0

Hello guys I'm trying to make a web app, basically it delete a row in data base through ajax, but I wonder, is there any way that someone edit the value sent by Ajax?

I have the next code.

$(function(){ 

        $('.eliminar').click(function(){
    alert($(this).closest('.contenedor').children('.pregunta').children('.id').text());
});

with this code I receive the id, when we use chrome we can edit html temporally obviously we are not editing the site, I wonder if this way is secure to protect the data base, other wise anybody can edit the id 89 to 64 or 4555 etc.

I hope you can help me. Regards!

M.suleman Khan
  • 576
  • 6
  • 17
El arquitecto
  • 513
  • 2
  • 5
  • 16
  • What does this app do? Why the user can delete something in your database?

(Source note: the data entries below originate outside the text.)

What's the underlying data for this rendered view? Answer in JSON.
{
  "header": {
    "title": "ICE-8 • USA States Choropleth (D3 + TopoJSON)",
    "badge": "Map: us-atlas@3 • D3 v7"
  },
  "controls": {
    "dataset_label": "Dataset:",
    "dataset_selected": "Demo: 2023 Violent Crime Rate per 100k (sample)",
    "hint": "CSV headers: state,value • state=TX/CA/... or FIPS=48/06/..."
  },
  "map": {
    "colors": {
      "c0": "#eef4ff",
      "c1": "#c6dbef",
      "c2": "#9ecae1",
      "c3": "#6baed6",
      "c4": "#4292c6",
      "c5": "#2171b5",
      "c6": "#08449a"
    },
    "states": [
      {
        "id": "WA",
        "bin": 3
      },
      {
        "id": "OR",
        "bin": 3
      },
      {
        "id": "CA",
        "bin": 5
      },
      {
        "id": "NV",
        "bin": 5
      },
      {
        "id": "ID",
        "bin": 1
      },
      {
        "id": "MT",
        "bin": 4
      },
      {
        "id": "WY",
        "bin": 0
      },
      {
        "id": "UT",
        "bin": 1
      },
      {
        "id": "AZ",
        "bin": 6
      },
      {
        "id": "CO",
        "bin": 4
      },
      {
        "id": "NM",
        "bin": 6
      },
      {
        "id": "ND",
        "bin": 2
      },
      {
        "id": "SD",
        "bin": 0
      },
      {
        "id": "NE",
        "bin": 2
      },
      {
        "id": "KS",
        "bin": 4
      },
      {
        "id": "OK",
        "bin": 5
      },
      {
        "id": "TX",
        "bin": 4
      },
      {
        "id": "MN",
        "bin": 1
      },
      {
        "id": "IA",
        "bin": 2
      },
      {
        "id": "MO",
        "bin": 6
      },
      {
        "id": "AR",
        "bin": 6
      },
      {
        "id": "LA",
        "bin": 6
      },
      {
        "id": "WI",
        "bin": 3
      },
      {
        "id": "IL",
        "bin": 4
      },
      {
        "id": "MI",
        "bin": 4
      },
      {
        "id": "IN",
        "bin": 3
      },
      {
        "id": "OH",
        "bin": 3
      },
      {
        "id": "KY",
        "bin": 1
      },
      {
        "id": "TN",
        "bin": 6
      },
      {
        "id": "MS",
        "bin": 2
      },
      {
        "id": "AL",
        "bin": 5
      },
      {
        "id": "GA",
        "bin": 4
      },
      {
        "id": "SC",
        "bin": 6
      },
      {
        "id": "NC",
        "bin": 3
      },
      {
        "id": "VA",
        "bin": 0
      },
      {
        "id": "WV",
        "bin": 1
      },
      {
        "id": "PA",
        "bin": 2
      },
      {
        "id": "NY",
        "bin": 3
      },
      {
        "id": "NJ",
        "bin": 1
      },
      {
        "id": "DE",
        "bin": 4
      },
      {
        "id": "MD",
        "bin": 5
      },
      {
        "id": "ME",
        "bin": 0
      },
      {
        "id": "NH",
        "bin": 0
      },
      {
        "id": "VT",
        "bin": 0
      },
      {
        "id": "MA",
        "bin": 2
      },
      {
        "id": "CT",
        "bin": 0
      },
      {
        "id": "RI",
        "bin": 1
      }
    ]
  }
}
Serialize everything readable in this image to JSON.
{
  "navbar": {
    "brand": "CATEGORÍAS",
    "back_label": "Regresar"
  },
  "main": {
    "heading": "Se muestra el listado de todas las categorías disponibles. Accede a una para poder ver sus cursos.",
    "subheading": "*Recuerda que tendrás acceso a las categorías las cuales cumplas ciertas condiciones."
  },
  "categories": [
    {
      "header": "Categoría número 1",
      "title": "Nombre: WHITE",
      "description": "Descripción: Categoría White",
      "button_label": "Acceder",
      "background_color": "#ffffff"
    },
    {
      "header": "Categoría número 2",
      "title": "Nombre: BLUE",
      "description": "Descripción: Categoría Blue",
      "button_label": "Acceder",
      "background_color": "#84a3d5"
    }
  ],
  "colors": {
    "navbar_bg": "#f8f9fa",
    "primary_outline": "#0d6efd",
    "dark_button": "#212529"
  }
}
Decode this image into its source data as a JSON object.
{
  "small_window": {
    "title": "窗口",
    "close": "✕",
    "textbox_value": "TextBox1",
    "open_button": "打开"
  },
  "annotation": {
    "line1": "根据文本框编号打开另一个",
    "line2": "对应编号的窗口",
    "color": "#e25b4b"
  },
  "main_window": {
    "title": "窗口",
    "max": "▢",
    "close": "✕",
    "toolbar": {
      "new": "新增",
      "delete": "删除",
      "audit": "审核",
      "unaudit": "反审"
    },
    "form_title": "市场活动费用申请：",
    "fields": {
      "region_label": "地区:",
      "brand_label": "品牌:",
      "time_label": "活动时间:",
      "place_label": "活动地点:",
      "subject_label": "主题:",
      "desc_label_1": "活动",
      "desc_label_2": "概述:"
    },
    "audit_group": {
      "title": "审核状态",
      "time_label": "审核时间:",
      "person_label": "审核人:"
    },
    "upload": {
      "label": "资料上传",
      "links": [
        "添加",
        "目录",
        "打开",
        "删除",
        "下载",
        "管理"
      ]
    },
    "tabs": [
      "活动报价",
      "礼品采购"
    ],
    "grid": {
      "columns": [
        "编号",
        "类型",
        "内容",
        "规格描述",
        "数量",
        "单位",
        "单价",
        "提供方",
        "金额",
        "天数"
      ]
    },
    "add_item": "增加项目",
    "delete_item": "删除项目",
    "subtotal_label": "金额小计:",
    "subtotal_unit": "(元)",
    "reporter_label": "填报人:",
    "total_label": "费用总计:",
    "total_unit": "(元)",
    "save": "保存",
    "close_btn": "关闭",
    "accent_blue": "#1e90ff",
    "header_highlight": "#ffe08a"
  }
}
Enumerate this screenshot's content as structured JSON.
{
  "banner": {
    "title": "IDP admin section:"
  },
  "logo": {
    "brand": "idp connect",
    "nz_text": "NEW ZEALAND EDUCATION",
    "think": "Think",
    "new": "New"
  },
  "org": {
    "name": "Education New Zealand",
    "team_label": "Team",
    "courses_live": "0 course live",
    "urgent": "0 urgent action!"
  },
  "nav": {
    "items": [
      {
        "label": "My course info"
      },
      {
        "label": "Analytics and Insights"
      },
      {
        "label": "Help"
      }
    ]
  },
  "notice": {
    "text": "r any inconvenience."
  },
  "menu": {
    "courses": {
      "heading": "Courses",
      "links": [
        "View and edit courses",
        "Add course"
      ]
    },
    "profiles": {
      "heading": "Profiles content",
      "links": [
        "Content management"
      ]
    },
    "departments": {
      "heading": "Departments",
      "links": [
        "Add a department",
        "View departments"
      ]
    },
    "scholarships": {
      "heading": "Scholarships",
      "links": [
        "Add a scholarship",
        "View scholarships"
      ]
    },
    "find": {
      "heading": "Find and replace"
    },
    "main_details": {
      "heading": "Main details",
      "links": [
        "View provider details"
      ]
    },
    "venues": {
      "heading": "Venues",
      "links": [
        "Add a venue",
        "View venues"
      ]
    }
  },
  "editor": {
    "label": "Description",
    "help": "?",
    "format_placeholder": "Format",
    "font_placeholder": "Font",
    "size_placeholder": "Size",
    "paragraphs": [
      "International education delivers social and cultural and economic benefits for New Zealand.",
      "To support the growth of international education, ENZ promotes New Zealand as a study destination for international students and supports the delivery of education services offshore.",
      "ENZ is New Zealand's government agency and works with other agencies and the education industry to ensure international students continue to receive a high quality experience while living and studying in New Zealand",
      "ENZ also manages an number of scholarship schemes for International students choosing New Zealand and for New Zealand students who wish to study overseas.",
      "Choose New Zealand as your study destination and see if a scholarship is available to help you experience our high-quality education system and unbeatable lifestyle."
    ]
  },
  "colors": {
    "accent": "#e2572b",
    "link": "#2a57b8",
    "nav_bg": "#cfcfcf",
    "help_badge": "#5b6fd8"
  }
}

If he/she can is there authentication? – Ali Somay Jul 23 '17 at 16:56
  • This is just an ask and response board, but when the user click on a question can delete, but I wonder if they can delete an other if the user change the ID, I mean, the user can edit the ID making something like javascript injection? – El arquitecto Jul 23 '17 at 17:04
  • The key point is do you need registered users or any user can use your board? The answer changes according to that. – Ali Somay Jul 23 '17 at 17:07

3 Answers3

0

You haven't given much information regarding your server or what framework you are using. Those things will determine some of this.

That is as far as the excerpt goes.